Here's how the reprocessing works at their plants:
- The material for recycling will get shipped to the plant, where someone will inspect it to remove contaminants like paper and food.
- Sorting separates clean material from soiled waste that will need washing.
- Fed into a grinder, the waste turns into "fluff." If any EPS is not already clean, then it will undergo washing and drying.
- Heat and friction melt the fluff, removing all the air.
- The melted material is pushed under pressure into a die with small openings and extruded as strands of polystyrene, which are cooled with water and chopped into pellets.

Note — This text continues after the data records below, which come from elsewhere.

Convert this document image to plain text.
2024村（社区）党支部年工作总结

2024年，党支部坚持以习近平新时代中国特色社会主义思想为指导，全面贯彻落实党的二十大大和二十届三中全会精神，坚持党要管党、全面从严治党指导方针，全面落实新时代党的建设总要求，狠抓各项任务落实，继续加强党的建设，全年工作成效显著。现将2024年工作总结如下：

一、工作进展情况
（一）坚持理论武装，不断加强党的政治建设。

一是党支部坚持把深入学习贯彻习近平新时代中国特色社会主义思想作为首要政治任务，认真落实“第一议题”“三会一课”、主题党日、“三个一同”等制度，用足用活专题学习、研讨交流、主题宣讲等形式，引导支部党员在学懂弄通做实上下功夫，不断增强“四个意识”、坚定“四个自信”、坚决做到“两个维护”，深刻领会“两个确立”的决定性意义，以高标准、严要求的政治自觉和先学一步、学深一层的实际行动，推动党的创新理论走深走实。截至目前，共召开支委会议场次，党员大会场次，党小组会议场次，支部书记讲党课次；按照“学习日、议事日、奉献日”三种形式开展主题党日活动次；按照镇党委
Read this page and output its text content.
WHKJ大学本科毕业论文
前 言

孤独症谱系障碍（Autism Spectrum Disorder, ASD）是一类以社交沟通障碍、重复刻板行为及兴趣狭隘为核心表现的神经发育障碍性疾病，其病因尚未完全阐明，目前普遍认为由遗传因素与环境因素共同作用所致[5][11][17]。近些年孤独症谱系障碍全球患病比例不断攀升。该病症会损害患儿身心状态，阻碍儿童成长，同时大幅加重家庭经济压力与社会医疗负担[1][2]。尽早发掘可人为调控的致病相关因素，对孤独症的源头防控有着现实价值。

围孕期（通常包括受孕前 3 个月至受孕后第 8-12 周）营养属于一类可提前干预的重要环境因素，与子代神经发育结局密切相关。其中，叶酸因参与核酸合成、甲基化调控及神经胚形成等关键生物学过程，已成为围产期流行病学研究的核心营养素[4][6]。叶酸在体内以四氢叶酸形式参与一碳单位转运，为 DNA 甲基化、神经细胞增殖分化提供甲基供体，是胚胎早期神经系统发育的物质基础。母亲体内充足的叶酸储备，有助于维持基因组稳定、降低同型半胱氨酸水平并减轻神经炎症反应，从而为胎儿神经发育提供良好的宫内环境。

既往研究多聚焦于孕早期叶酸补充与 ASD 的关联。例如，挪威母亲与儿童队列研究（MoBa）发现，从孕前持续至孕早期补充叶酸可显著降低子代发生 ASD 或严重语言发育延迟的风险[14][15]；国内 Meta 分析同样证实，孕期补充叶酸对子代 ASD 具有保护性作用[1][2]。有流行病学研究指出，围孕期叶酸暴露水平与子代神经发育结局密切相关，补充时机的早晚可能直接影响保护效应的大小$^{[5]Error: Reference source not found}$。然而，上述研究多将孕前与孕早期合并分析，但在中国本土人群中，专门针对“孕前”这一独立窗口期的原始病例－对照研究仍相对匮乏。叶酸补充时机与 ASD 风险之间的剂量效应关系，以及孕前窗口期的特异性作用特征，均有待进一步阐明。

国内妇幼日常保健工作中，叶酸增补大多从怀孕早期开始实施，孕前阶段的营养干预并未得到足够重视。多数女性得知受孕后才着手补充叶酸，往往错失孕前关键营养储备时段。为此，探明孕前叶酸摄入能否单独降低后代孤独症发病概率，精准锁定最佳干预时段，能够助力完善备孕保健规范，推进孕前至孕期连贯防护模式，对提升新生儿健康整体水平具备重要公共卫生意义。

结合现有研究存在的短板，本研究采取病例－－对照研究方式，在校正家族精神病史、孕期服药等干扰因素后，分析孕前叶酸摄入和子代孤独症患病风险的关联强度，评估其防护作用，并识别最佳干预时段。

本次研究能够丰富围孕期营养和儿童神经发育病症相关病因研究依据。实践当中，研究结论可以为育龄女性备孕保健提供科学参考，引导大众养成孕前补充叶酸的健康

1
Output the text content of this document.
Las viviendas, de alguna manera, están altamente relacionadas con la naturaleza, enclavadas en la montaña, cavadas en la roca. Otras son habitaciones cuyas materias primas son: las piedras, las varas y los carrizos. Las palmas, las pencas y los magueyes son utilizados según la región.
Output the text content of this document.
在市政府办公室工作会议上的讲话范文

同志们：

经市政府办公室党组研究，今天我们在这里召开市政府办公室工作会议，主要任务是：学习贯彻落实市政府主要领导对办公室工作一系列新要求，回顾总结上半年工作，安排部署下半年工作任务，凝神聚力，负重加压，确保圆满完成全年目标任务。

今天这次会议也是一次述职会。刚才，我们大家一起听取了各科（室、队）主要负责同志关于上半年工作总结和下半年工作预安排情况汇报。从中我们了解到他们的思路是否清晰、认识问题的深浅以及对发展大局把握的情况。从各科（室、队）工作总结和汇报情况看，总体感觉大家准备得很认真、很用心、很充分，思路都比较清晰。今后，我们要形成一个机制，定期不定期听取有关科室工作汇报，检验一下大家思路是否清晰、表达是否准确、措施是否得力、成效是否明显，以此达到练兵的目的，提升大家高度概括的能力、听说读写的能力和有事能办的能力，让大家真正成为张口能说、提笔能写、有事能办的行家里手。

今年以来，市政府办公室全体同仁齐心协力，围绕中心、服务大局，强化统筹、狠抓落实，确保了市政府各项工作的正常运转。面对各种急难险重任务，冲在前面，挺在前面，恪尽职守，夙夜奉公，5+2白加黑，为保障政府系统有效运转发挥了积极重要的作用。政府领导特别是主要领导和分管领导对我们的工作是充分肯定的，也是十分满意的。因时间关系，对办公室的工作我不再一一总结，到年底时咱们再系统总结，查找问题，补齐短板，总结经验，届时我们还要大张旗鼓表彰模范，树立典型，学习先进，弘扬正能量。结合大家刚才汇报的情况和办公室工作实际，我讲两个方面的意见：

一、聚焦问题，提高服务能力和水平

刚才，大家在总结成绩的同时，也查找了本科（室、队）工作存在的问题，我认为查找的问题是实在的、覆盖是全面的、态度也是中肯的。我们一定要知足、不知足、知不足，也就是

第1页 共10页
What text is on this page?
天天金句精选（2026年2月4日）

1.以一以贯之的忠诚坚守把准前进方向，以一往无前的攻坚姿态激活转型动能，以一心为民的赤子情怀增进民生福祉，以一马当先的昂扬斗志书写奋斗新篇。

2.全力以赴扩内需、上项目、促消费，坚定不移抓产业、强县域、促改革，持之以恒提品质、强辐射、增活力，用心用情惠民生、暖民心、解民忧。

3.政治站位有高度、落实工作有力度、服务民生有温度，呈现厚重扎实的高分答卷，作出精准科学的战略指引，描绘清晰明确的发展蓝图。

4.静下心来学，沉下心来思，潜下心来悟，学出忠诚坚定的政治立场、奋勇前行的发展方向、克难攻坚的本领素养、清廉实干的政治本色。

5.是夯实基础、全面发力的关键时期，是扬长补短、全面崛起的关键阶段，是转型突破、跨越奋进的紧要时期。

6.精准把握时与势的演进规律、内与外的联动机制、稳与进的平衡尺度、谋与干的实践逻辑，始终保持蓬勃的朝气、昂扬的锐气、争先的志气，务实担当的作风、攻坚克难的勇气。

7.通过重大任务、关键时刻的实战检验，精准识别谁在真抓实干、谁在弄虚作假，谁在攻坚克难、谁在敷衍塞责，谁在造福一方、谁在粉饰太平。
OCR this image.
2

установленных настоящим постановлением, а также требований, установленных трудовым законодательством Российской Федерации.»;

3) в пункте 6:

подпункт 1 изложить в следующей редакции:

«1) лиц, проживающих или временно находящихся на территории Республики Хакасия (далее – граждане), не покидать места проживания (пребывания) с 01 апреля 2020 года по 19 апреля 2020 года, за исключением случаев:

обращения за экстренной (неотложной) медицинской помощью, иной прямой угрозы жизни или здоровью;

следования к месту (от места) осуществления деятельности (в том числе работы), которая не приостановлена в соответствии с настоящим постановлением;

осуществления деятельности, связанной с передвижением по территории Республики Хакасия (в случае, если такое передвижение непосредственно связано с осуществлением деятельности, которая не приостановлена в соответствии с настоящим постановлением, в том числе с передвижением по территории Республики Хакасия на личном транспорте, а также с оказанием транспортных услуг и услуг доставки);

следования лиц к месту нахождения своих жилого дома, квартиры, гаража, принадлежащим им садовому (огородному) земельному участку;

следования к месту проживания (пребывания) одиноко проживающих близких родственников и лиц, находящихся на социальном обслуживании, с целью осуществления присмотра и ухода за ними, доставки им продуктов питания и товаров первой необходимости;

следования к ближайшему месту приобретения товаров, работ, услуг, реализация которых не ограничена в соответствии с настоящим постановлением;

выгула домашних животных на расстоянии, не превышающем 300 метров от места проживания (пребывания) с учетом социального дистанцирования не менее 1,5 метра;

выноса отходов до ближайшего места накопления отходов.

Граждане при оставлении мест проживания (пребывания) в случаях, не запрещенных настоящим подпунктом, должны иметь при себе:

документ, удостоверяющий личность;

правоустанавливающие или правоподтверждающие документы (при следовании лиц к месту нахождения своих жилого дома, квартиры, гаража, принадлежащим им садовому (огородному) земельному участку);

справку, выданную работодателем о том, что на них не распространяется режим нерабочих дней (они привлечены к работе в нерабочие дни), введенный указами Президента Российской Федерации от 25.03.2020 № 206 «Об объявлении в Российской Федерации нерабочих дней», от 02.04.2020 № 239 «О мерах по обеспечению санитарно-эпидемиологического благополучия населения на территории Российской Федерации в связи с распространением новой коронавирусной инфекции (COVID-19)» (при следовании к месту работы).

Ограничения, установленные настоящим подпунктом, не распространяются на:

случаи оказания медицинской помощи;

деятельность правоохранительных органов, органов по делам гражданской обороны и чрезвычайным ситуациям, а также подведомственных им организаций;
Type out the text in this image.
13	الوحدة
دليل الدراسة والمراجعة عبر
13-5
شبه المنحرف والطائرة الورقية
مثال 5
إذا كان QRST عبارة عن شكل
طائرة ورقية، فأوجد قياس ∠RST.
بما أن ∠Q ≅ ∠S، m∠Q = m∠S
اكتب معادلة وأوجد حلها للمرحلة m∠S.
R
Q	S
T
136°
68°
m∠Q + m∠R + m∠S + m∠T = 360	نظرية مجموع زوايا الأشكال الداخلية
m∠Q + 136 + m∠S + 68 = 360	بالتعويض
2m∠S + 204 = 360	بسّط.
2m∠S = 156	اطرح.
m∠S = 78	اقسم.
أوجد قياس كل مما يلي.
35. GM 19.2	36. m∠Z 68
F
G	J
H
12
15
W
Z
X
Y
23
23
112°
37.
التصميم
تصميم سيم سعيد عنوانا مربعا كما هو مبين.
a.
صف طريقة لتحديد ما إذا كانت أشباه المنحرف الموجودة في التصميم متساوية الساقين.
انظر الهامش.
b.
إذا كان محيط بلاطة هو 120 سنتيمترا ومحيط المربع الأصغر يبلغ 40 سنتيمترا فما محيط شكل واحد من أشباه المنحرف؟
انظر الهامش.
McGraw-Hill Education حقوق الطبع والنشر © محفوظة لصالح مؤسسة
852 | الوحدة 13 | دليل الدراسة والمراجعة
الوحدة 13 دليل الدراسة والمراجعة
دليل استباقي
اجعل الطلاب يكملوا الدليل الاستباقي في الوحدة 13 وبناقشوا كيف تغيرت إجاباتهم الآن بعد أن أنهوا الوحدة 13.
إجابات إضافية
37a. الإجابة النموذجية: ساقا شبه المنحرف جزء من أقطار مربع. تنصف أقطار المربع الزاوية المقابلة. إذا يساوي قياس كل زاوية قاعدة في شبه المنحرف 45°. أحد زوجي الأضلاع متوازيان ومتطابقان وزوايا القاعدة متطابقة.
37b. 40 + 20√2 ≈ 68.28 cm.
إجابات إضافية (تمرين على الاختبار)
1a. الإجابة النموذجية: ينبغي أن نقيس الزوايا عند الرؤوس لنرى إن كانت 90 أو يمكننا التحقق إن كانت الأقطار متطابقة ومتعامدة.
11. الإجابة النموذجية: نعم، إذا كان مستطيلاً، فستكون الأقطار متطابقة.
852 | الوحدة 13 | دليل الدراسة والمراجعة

- The company ships the pellets to manufacturers, so they can use them in everything from toys to sun visors to building insulation.
Reducing Bulk
Carrying truckloads of light, bulky polystyrene to recycling facilities is usually not economical. Recyclers have found ways to compact the material to a more manageable size. Balers take foam packaging and compress it, reducing the bulk somewhat.
Another method is to use limonene, a natural solvent made from orange peels. Limonene dissolves and concentrates EPS and can itself be reused. The chemical causes the EPS foam to "melt" without heat, reducing it to 5 percent of its original size. Thermal compaction uses heat to reduce chopped EPS to a concentrated brick that's easier to ship.
When burned in municipal incinerators, polystyrene yields nothing but carbon dioxide and water vapor. It's a good fuel for waste-to-energy programs that capture the heat and turn it into useful purposes, a process known as thermal recycling.
If recycling polystyrene sounds like a lot of trouble, what's the point of doing it? Read on to find out some reasons why.
Upcycled "Wood"
An interesting use of recycled EPS is a product that looks like wood and that builders can use for park benches and fence posts. The material costs less than hardwood and is an alternative to woods harvested from rainforests, such as mahogany and teak.
Making polystyrene requires petroleum, which is a nonrenewable resource. So recycling polystyrene reduces the amount of oil needed for the manufacturing process. This is not a pure gain, of course, because some energy will still go to transport and to reprocess the material.
The most visible benefit of polystyrene recycling is the reduction of litter both on land and in the sea. EPS — which oxygen, sunlight and water do not affect — stays around indefinitely. Municipalities have to spend money to clean it up. That's why a number of cities, including San Francisco and Seattle, have banned EPS in takeout food packaging.